Vice President M Venkaiah Naidu on Monday dismissed the idea that democracy is a Western import. “Democratic institutions existed in Vedic India,” Naidu said during a lecture on the “importance of legislatures” organised by PRS Legislative Research on Monday.
The event was held four days before the start of the winter session of Parliament, on December 15.
The vice president went on to cite the Vedic tradition of “sabhas” and “samitis” as precursors to democracy. “The Atharva Veda describes them as twin daughters of the prajapati,” he said, adding that the Vedas emphasised that a person could only ascend to the throne with the consent of the people.
BR Ambedkar had traced democratic traditions in Buddhism, Naidu said. “The Sanhgas knew and observed all the rules of Parliamentary procedure known to modern times,” said Naidu, quoting Ambedkar.
The vice president outlined various problems with the way Parliament functions currently. Legislatures meeting only for a few days, poor deliberation, attendance in Parliament, disruptions and low representation of women were some of the challenges he listed.

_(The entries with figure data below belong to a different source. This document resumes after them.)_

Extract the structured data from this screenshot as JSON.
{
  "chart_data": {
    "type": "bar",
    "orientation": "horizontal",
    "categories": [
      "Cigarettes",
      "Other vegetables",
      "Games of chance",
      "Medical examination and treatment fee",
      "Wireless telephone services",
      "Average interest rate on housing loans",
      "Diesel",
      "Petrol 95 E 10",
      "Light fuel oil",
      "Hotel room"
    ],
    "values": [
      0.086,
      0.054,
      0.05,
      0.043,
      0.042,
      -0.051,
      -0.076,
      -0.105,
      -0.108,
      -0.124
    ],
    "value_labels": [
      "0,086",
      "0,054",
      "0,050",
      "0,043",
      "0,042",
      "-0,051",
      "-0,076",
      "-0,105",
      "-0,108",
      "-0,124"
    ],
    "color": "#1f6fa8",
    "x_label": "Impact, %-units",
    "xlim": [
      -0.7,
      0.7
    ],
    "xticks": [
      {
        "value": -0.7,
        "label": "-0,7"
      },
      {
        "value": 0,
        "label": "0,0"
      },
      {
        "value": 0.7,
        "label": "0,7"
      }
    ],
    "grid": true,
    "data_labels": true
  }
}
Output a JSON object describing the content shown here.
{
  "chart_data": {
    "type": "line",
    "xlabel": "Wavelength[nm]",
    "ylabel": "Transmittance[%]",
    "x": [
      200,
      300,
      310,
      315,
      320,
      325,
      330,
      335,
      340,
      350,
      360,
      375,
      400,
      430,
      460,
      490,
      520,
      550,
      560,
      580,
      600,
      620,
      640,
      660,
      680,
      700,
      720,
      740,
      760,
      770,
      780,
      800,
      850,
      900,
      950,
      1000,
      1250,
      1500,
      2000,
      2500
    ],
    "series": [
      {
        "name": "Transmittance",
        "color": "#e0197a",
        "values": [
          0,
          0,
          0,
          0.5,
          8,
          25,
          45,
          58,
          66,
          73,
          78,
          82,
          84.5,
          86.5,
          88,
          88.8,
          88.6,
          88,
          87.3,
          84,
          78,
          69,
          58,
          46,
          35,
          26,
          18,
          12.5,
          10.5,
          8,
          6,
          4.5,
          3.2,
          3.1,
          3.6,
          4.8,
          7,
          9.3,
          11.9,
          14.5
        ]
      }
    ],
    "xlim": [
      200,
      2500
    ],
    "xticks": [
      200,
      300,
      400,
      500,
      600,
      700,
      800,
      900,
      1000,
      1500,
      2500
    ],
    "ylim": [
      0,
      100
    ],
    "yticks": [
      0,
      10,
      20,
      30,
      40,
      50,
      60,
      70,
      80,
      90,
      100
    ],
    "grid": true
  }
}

The number of sittings and bills passed has declined over the decades. “But can we infer that Parliament has been abdicating its responsibility?” he asked. “That would be wrong.” Departmental standing committees acted like “mini Parliaments”, he said, meeting and holding debates even when the House was not in session. Cross-party consensus had often been achieved in such fora, he continued. “In media, we try to score points,” Naidu said.
As for the other problems ailing both state and Central legislatures, Naidu asked that norms for minimum attendance be considered and disruptions, caused by members rushing into the well and shouting slogans, for instance, be notified.
Parties should take greater interest and monitor the conduct and attendance of their MPs, Naidu said while adding that the women’s reservation bill be taken up. Naidu expressed concern about the blurring of the “three wings of the Constitution”, the executive, legislature and judiciary. The judiciary had entered the domain of the executive and the legislature, he said, when it struck down the National Judicial Appointments Commission, or introduced a green cess on vehicles.
Naidu also urged voters to choose representatives wisely, according to the 4Cs: “character, calibre, capacity, conduct”. It was often replaced, he said, by the 3Cs: “caste, community, cash”.